Dada2 denoising clarifications

benjjneb · August 18, 2017, 3:25pm

That looks much better and based on what you posted, that now 50% of reads are making it through the full pipeline (filtering+denoising+merging+chimera removal) I think the results are likely reasonable. You can try to relax parameters more to get more reads through, but it is quite likely to be counter-productive as the additional data will be of lower quality. (one tiny thing, you don’t have to have the same trunc-len for F and R reads)

Since I imagine a number of people will run into the same initial issue you hit, its worth reiterating the two key points that caused your initial denoising to fail to get most reads through.

For ASV methods, removing the primers is critical. The ambiguous nucleotides in primer regions are seen as real variation by ASV methods (whereas you could mostly get away with it when using fuzzier OTUs).
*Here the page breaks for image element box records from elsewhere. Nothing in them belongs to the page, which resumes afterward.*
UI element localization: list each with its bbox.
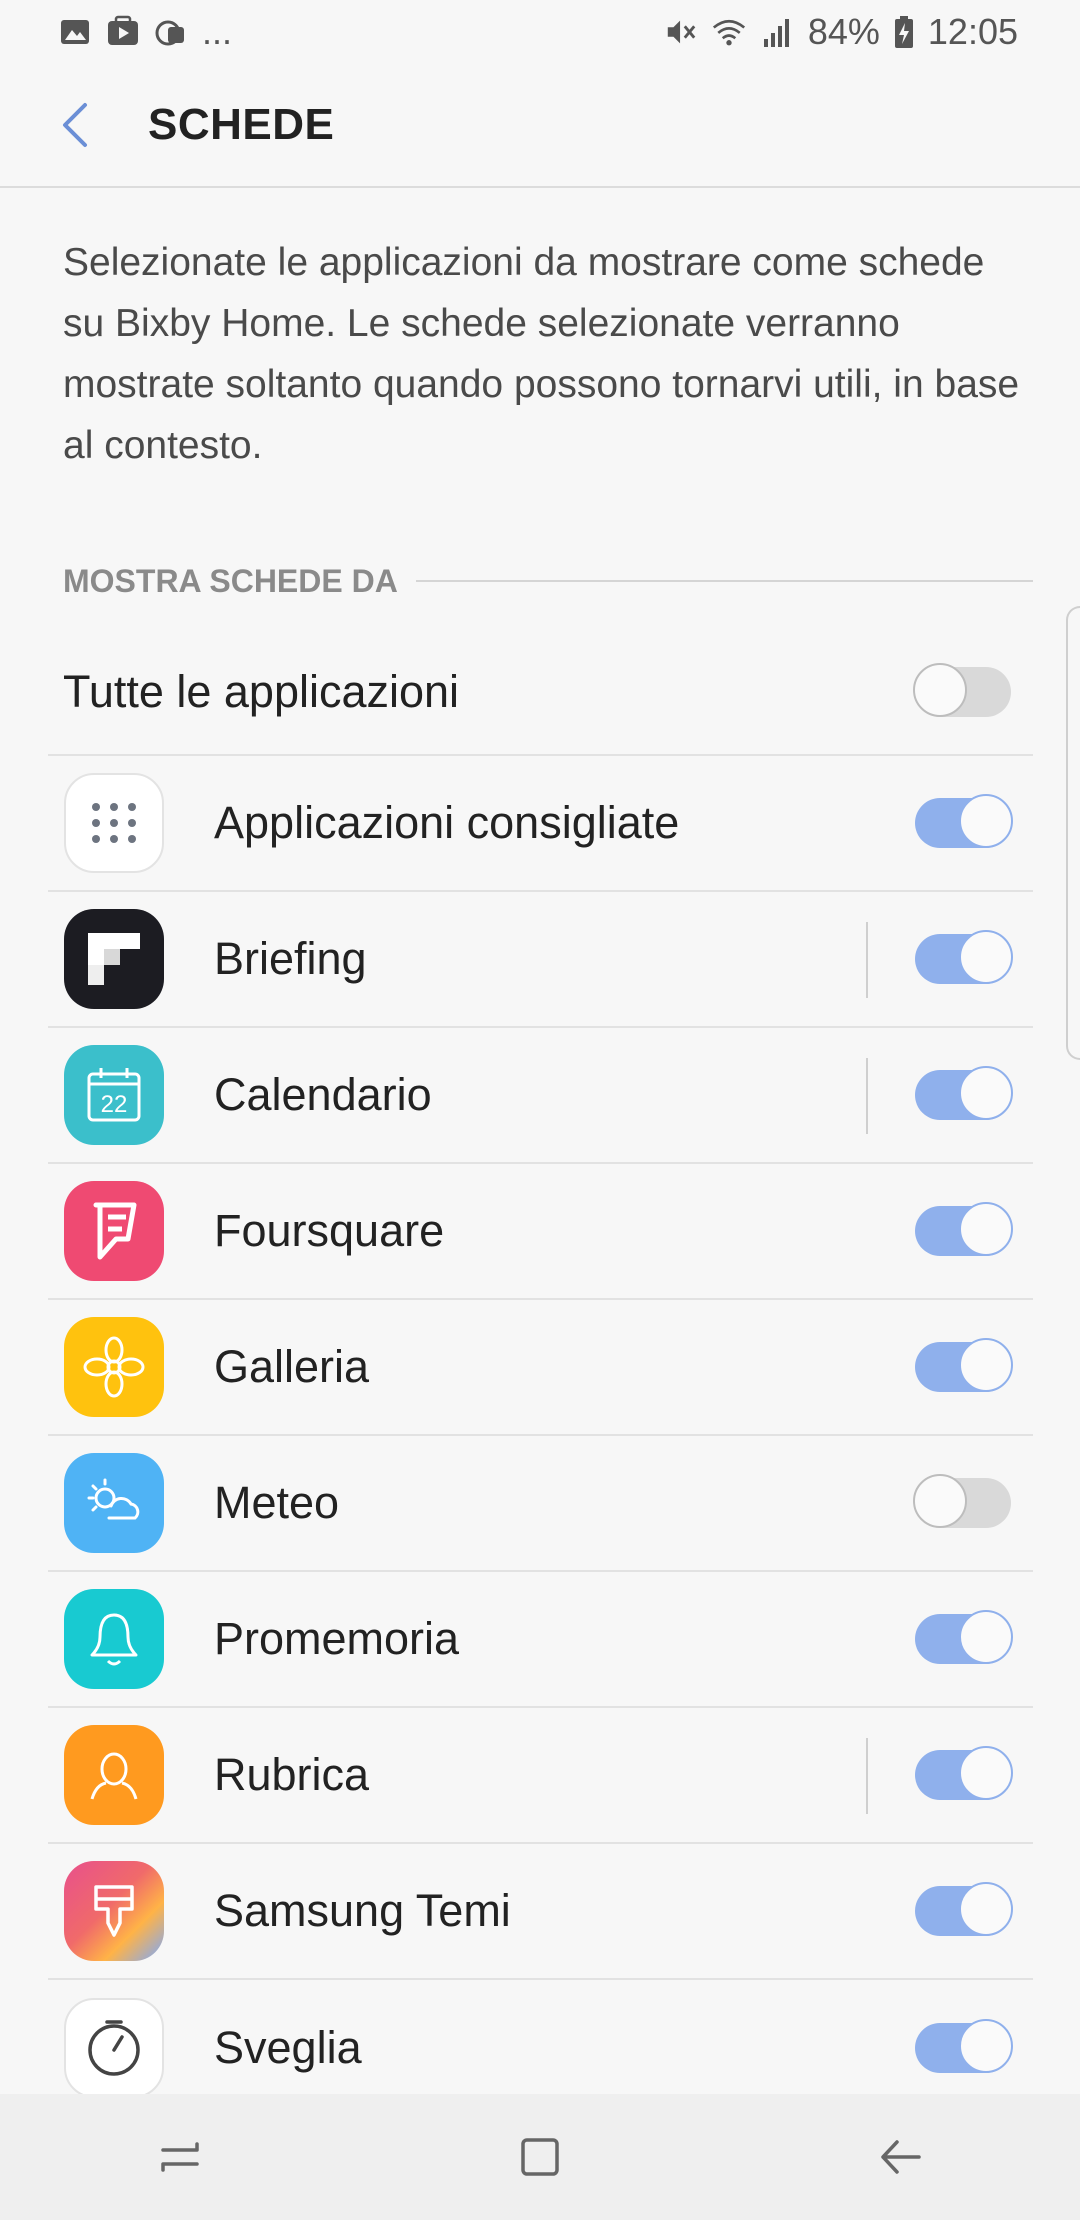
app-toggle[interactable] (915, 1338, 1013, 1392)
app-row-galleria[interactable]: Galleria (48, 1300, 1033, 1436)
battery-percent: 84% (807, 11, 880, 52)
themes-brush-icon (64, 1861, 164, 1961)
back-button[interactable] (30, 80, 120, 170)
recents-button[interactable] (120, 2107, 240, 2207)
settings-divider (866, 922, 868, 998)
recents-icon (161, 2142, 199, 2172)
apps-grid-icon (64, 773, 164, 873)
alarm-clock-icon (64, 1998, 164, 2098)
app-header: SCHEDE (0, 64, 1080, 188)
status-bar: ... 84% 12:05 (0, 0, 1080, 64)
app-row-calendario[interactable]: 22 Calendario (48, 1028, 1033, 1164)
app-label: Foursquare (214, 1205, 445, 1256)
app-label: Applicazioni consigliate (214, 797, 680, 848)
app-row-foursquare[interactable]: Foursquare (48, 1164, 1033, 1300)
section-header: MOSTRA SCHEDE DA (63, 558, 1033, 604)
app-toggle[interactable] (915, 930, 1013, 984)
app-toggle[interactable] (915, 1610, 1013, 1664)
app-label: Rubrica (214, 1749, 370, 1800)
calendar-icon: 22 (64, 1045, 164, 1145)
section-divider (415, 580, 1033, 582)
gallery-flower-icon (64, 1317, 164, 1417)
app-toggle[interactable] (913, 1474, 1011, 1528)
app-row-applicazioni-consigliate[interactable]: Applicazioni consigliate (48, 756, 1033, 892)
app-row-promemoria[interactable]: Promemoria (48, 1572, 1033, 1708)
status-bar-right: 84% 12:05 (664, 11, 1018, 53)
app-label: Samsung Temi (214, 1885, 511, 1936)
app-row-rubrica[interactable]: Rubrica (48, 1708, 1033, 1844)
app-label: Galleria (214, 1341, 370, 1392)
settings-divider (866, 1058, 868, 1134)
app-label: Sveglia (214, 2022, 362, 2073)
page-title: SCHEDE (148, 100, 335, 149)
app-toggle[interactable] (915, 1882, 1013, 1936)
app-row-samsung-temi[interactable]: Samsung Temi (48, 1844, 1033, 1980)
app-label: Briefing (214, 933, 367, 984)
image-icon (58, 15, 92, 49)
app-row-briefing[interactable]: Briefing (48, 892, 1033, 1028)
app-label: Meteo (214, 1477, 340, 1528)
play-store-icon (106, 15, 140, 49)
apps-list: Tutte le applicazioni Applicazioni consi… (48, 630, 1033, 2116)
status-time: 12:05 (927, 11, 1018, 52)
reminder-bell-icon (64, 1589, 164, 1689)
app-label: Calendario (214, 1069, 432, 1120)
section-label: MOSTRA SCHEDE DA (63, 562, 398, 599)
all-apps-row[interactable]: Tutte le applicazioni (48, 630, 1033, 756)
wifi-icon (712, 15, 746, 49)
cloud-sync-icon (154, 15, 188, 49)
home-icon (521, 2138, 559, 2176)
chevron-left-icon (63, 103, 87, 147)
description-text: Selezionate le applicazioni da mostrare … (63, 241, 1020, 467)
navigation-bar (0, 2094, 1080, 2220)
mute-icon (664, 15, 698, 49)
home-button[interactable] (480, 2107, 600, 2207)
app-toggle[interactable] (915, 1746, 1013, 1800)
scroll-indicator[interactable] (1066, 606, 1080, 1060)
system-back-button[interactable] (840, 2107, 960, 2207)
all-apps-toggle[interactable] (913, 663, 1011, 717)
foursquare-icon (64, 1181, 164, 1281)
weather-icon (64, 1453, 164, 1553)
all-apps-label: Tutte le applicazioni (63, 666, 460, 717)
status-more: ... (202, 11, 233, 52)
settings-divider (866, 1738, 868, 1814)
signal-icon (760, 15, 794, 49)
app-label: Promemoria (214, 1613, 460, 1664)
briefing-icon (64, 909, 164, 1009)
app-toggle[interactable] (915, 1202, 1013, 1256)
app-toggle[interactable] (915, 794, 1013, 848)
calendar-day: 22 (101, 1091, 128, 1118)
back-arrow-icon (881, 2140, 921, 2174)
battery-charging-icon (894, 15, 914, 49)
app-row-meteo[interactable]: Meteo (48, 1436, 1033, 1572)
contacts-icon (64, 1725, 164, 1825)
status-bar-left: ... (58, 11, 232, 53)
app-toggle[interactable] (915, 1066, 1013, 1120)
app-toggle[interactable] (915, 2019, 1013, 2073)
Failure to remove primers causes many, even most, reads to be lost to the chimera removal step, due to chimeric models formed between alternate primer versions and the actual sequence.
For ASV methods, it is almost always advised to trim off the sequence after quality scores crash. This was a good idea with OTU methods, but it is even more critical for ASV methods, as these rely on repeated observations of the complete error-free sequence. The more post-quality-crash tail that is included, the lower the error-free-read fraction gets, which in turn hurts sensitivity to lower frequency variants.